Pros
The peers are genuinely sharp. You'll learn more from the rep sitting next to you in a week than from anything official.
Like any SDR job, the core SDR work itself is straightforward and the day-to-day is easy to pick up fast.
Cons
They expect employees to show up to their office in Downtown Denver but do not bother to provide free parking. No free lunch. They give quite literally the bare minimum in terms of benefits to their employees.
Only one person on the team has actually hit their number. In the past year of the SDR org here.
L&D leaders and management overly rely on AI slop to try and teach the job, showing they lack genuine experience.
Curiosity is treated as insubordination: ask why a process exists and you'll be told you're "arguing."
Scope creep with a smile: BDRs are expected to master AE-level product depth that has nothing to do with booking meetings, then get graded on it like it was in the job description all along.

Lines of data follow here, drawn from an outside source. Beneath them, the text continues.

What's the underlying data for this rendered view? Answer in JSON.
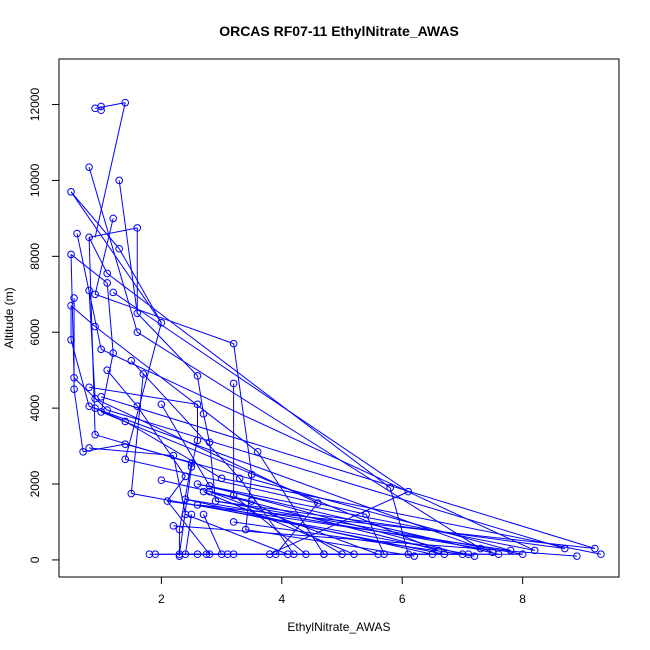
{
  "chart_data": {
    "type": "line",
    "title": "ORCAS RF07-11 EthylNitrate_AWAS",
    "xlabel": "EthylNitrate_AWAS",
    "ylabel": "Altitude (m)",
    "xlim": [
      0.3,
      9.6
    ],
    "ylim": [
      -450,
      13200
    ],
    "x_ticks": [
      2,
      4,
      6,
      8
    ],
    "x_tick_labels": [
      "2",
      "4",
      "6",
      "8"
    ],
    "y_ticks": [
      0,
      2000,
      4000,
      6000,
      8000,
      10000,
      12000
    ],
    "y_tick_labels": [
      "0",
      "2000",
      "4000",
      "6000",
      "8000",
      "10000",
      "12000"
    ],
    "grid": false,
    "legend": "none",
    "color": "#0000ff",
    "series": [
      {
        "points": [
          [
            1.4,
            12050
          ],
          [
            0.9,
            11900
          ],
          [
            1.0,
            11850
          ],
          [
            1.0,
            11950
          ],
          [
            1.3,
            10000
          ],
          [
            0.8,
            10350
          ],
          [
            0.5,
            9700
          ],
          [
            1.2,
            9000
          ],
          [
            1.6,
            8750
          ],
          [
            0.6,
            8600
          ],
          [
            0.8,
            8500
          ],
          [
            1.3,
            8200
          ],
          [
            0.5,
            8050
          ],
          [
            1.1,
            7550
          ],
          [
            1.1,
            7300
          ],
          [
            0.8,
            7100
          ],
          [
            1.2,
            7050
          ],
          [
            0.9,
            7000
          ],
          [
            0.55,
            6900
          ],
          [
            0.5,
            6700
          ],
          [
            1.6,
            6500
          ],
          [
            2.0,
            6250
          ],
          [
            0.9,
            6150
          ],
          [
            1.6,
            6000
          ],
          [
            0.5,
            5800
          ],
          [
            3.2,
            5700
          ],
          [
            1.0,
            5550
          ],
          [
            1.2,
            5450
          ],
          [
            1.5,
            5250
          ],
          [
            1.1,
            5000
          ],
          [
            1.7,
            4900
          ],
          [
            2.6,
            4850
          ],
          [
            0.55,
            4800
          ],
          [
            3.2,
            4650
          ],
          [
            0.8,
            4550
          ],
          [
            0.55,
            4500
          ],
          [
            1.0,
            4300
          ],
          [
            0.9,
            4250
          ],
          [
            2.6,
            4100
          ],
          [
            2.0,
            4100
          ],
          [
            0.8,
            4050
          ],
          [
            1.6,
            4050
          ],
          [
            0.9,
            4000
          ],
          [
            1.1,
            3950
          ],
          [
            1.0,
            3900
          ],
          [
            2.7,
            3850
          ],
          [
            1.4,
            3650
          ],
          [
            0.9,
            3300
          ],
          [
            2.6,
            3150
          ],
          [
            2.8,
            3100
          ],
          [
            1.4,
            3050
          ],
          [
            0.8,
            2950
          ],
          [
            3.6,
            2850
          ],
          [
            0.7,
            2850
          ],
          [
            2.2,
            2750
          ],
          [
            1.4,
            2650
          ],
          [
            2.5,
            2550
          ],
          [
            2.5,
            2450
          ],
          [
            3.5,
            2250
          ],
          [
            2.4,
            2200
          ],
          [
            3.3,
            2150
          ],
          [
            3.0,
            2150
          ],
          [
            2.0,
            2100
          ],
          [
            2.6,
            2000
          ],
          [
            2.8,
            1950
          ],
          [
            5.8,
            1900
          ],
          [
            6.1,
            1800
          ],
          [
            2.7,
            1800
          ],
          [
            2.8,
            1800
          ],
          [
            1.5,
            1750
          ],
          [
            3.2,
            1700
          ],
          [
            2.4,
            1600
          ],
          [
            2.1,
            1550
          ],
          [
            3.5,
            1550
          ],
          [
            2.9,
            1550
          ],
          [
            4.6,
            1500
          ],
          [
            2.6,
            1450
          ],
          [
            5.4,
            1200
          ],
          [
            2.5,
            1200
          ],
          [
            2.4,
            1200
          ],
          [
            2.7,
            1200
          ],
          [
            3.2,
            1000
          ],
          [
            2.2,
            900
          ],
          [
            2.3,
            800
          ],
          [
            3.4,
            800
          ],
          [
            9.2,
            300
          ],
          [
            8.7,
            300
          ],
          [
            7.3,
            300
          ],
          [
            7.8,
            250
          ],
          [
            8.2,
            250
          ],
          [
            6.6,
            250
          ],
          [
            7.5,
            200
          ],
          [
            9.3,
            150
          ],
          [
            7.6,
            150
          ],
          [
            7.0,
            150
          ],
          [
            3.1,
            150
          ],
          [
            2.3,
            150
          ],
          [
            1.8,
            150
          ],
          [
            6.1,
            150
          ],
          [
            3.8,
            150
          ],
          [
            4.2,
            150
          ],
          [
            5.2,
            150
          ],
          [
            5.6,
            150
          ],
          [
            7.1,
            150
          ],
          [
            4.7,
            150
          ],
          [
            6.5,
            150
          ],
          [
            2.8,
            150
          ],
          [
            1.9,
            150
          ],
          [
            3.2,
            150
          ],
          [
            4.4,
            150
          ],
          [
            2.6,
            150
          ],
          [
            3.9,
            150
          ],
          [
            5.0,
            150
          ],
          [
            8.0,
            150
          ],
          [
            6.7,
            150
          ],
          [
            5.7,
            150
          ],
          [
            4.1,
            150
          ],
          [
            2.4,
            150
          ],
          [
            3.0,
            150
          ],
          [
            7.2,
            100
          ],
          [
            8.9,
            100
          ],
          [
            6.2,
            100
          ],
          [
            2.3,
            100
          ],
          [
            4.7,
            150
          ],
          [
            2.75,
            150
          ]
        ]
      }
    ],
    "segments": [
      [
        1.4,
        12050,
        0.9,
        11900
      ],
      [
        1.0,
        11850,
        1.0,
        11950
      ],
      [
        1.4,
        12050,
        0.9,
        8500
      ],
      [
        0.8,
        10350,
        1.6,
        6000
      ],
      [
        1.3,
        10000,
        1.6,
        6500
      ],
      [
        0.5,
        9700,
        1.3,
        8200
      ],
      [
        0.5,
        9700,
        2.0,
        6250
      ],
      [
        1.2,
        9000,
        0.9,
        7000
      ],
      [
        1.6,
        8750,
        0.8,
        8500
      ],
      [
        1.6,
        8750,
        1.6,
        6500
      ],
      [
        0.6,
        8600,
        1.0,
        5550
      ],
      [
        0.8,
        8500,
        1.1,
        7550
      ],
      [
        0.8,
        8500,
        0.9,
        3300
      ],
      [
        1.3,
        8200,
        2.0,
        6250
      ],
      [
        0.5,
        8050,
        1.1,
        7300
      ],
      [
        0.5,
        8050,
        0.55,
        4800
      ],
      [
        1.1,
        7550,
        5.8,
        1900
      ],
      [
        1.1,
        7300,
        1.2,
        5450
      ],
      [
        0.8,
        7100,
        0.9,
        4250
      ],
      [
        1.2,
        7050,
        6.1,
        1800
      ],
      [
        0.9,
        7000,
        3.2,
        5700
      ],
      [
        0.55,
        6900,
        0.55,
        4500
      ],
      [
        0.5,
        6700,
        0.9,
        6150
      ],
      [
        0.5,
        6700,
        0.5,
        5800
      ],
      [
        1.6,
        6500,
        2.6,
        4850
      ],
      [
        2.0,
        6250,
        1.4,
        2650
      ],
      [
        0.9,
        6150,
        3.6,
        2850
      ],
      [
        1.6,
        6000,
        7.3,
        300
      ],
      [
        0.5,
        5800,
        0.8,
        4050
      ],
      [
        3.2,
        5700,
        3.5,
        2250
      ],
      [
        1.0,
        5550,
        8.2,
        250
      ],
      [
        1.2,
        5450,
        1.0,
        3900
      ],
      [
        1.5,
        5250,
        3.3,
        2150
      ],
      [
        1.1,
        5000,
        1.6,
        4050
      ],
      [
        1.7,
        4900,
        1.5,
        1750
      ],
      [
        2.6,
        4850,
        2.7,
        3850
      ],
      [
        0.55,
        4800,
        1.1,
        3950
      ],
      [
        3.2,
        4650,
        3.2,
        1700
      ],
      [
        0.8,
        4550,
        2.6,
        4100
      ],
      [
        0.55,
        4500,
        0.7,
        2850
      ],
      [
        1.0,
        4300,
        9.2,
        300
      ],
      [
        0.9,
        4250,
        4.6,
        1500
      ],
      [
        2.6,
        4100,
        2.6,
        3150
      ],
      [
        2.0,
        4100,
        2.8,
        1950
      ],
      [
        0.8,
        4050,
        7.5,
        200
      ],
      [
        1.6,
        4050,
        2.4,
        2200
      ],
      [
        0.9,
        4000,
        1.4,
        3650
      ],
      [
        1.1,
        3950,
        8.7,
        300
      ],
      [
        1.0,
        3900,
        6.6,
        250
      ],
      [
        2.7,
        3850,
        2.8,
        3100
      ],
      [
        1.4,
        3650,
        3.0,
        2150
      ],
      [
        0.9,
        3300,
        2.5,
        2550
      ],
      [
        2.6,
        3150,
        2.5,
        2450
      ],
      [
        2.8,
        3100,
        2.9,
        1550
      ],
      [
        1.4,
        3050,
        7.8,
        250
      ],
      [
        0.8,
        2950,
        2.2,
        2750
      ],
      [
        3.6,
        2850,
        4.7,
        150
      ],
      [
        0.7,
        2850,
        1.4,
        3050
      ],
      [
        2.2,
        2750,
        2.4,
        1200
      ],
      [
        1.4,
        2650,
        5.4,
        1200
      ],
      [
        2.5,
        2550,
        2.3,
        800
      ],
      [
        2.5,
        2450,
        2.3,
        150
      ],
      [
        3.5,
        2250,
        3.4,
        800
      ],
      [
        2.4,
        2200,
        2.1,
        1550
      ],
      [
        3.3,
        2150,
        4.2,
        150
      ],
      [
        3.0,
        2150,
        9.3,
        150
      ],
      [
        2.0,
        2100,
        3.5,
        1550
      ],
      [
        2.6,
        2000,
        7.6,
        150
      ],
      [
        2.8,
        1950,
        7.0,
        150
      ],
      [
        5.8,
        1900,
        6.1,
        150
      ],
      [
        6.1,
        1800,
        3.8,
        150
      ],
      [
        2.7,
        1800,
        5.2,
        150
      ],
      [
        2.8,
        1800,
        5.6,
        150
      ],
      [
        1.5,
        1750,
        7.1,
        150
      ],
      [
        3.2,
        1700,
        4.4,
        150
      ],
      [
        2.4,
        1600,
        6.5,
        150
      ],
      [
        2.1,
        1550,
        2.8,
        150
      ],
      [
        3.5,
        1550,
        5.0,
        150
      ],
      [
        2.9,
        1550,
        8.0,
        150
      ],
      [
        4.6,
        1500,
        3.9,
        150
      ],
      [
        2.6,
        1450,
        6.7,
        150
      ],
      [
        5.4,
        1200,
        5.7,
        150
      ],
      [
        2.5,
        1200,
        2.4,
        150
      ],
      [
        2.4,
        1200,
        4.1,
        150
      ],
      [
        2.7,
        1200,
        3.0,
        150
      ],
      [
        3.2,
        1000,
        7.2,
        100
      ],
      [
        2.2,
        900,
        8.9,
        100
      ],
      [
        2.3,
        800,
        2.3,
        100
      ],
      [
        3.4,
        800,
        6.2,
        100
      ],
      [
        2.6,
        1450,
        9.2,
        300
      ],
      [
        2.9,
        1550,
        8.7,
        300
      ],
      [
        2.4,
        1600,
        7.3,
        300
      ],
      [
        2.1,
        1550,
        7.8,
        250
      ],
      [
        2.6,
        2000,
        8.2,
        250
      ],
      [
        2.8,
        1800,
        6.6,
        250
      ],
      [
        1.8,
        150,
        3.1,
        150
      ],
      [
        3.1,
        150,
        1.9,
        150
      ],
      [
        2.3,
        150,
        4.7,
        150
      ],
      [
        4.7,
        150,
        6.5,
        150
      ],
      [
        2.75,
        150,
        3.2,
        150
      ],
      [
        2.6,
        150,
        4.4,
        150
      ],
      [
        4.2,
        150,
        5.2,
        150
      ],
      [
        3.8,
        150,
        5.6,
        150
      ],
      [
        2.4,
        150,
        3.9,
        150
      ],
      [
        3.0,
        150,
        5.0,
        150
      ],
      [
        4.1,
        150,
        7.1,
        150
      ],
      [
        5.7,
        150,
        6.7,
        150
      ],
      [
        7.0,
        150,
        8.0,
        150
      ],
      [
        6.1,
        150,
        7.6,
        150
      ]
    ]
  }
}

Management by mood: feedback tends to arrive as a public dressing-down rather than a direct conversation.
The metrics are decorative: I was ranked top 3 on a team of 7 people and still shown the door under "performance."
Call out sick and you'll still be expected to make your 1:1.
No point in raising concerns to leadership. It is quite literally like dropping a coin into a well, you hear it fall, but nothing comes back.
And the role is misunderstood from the top down: SDRs get coached to pitch product on the phone: literally the one thing sales methodology explicitly tells you never to do.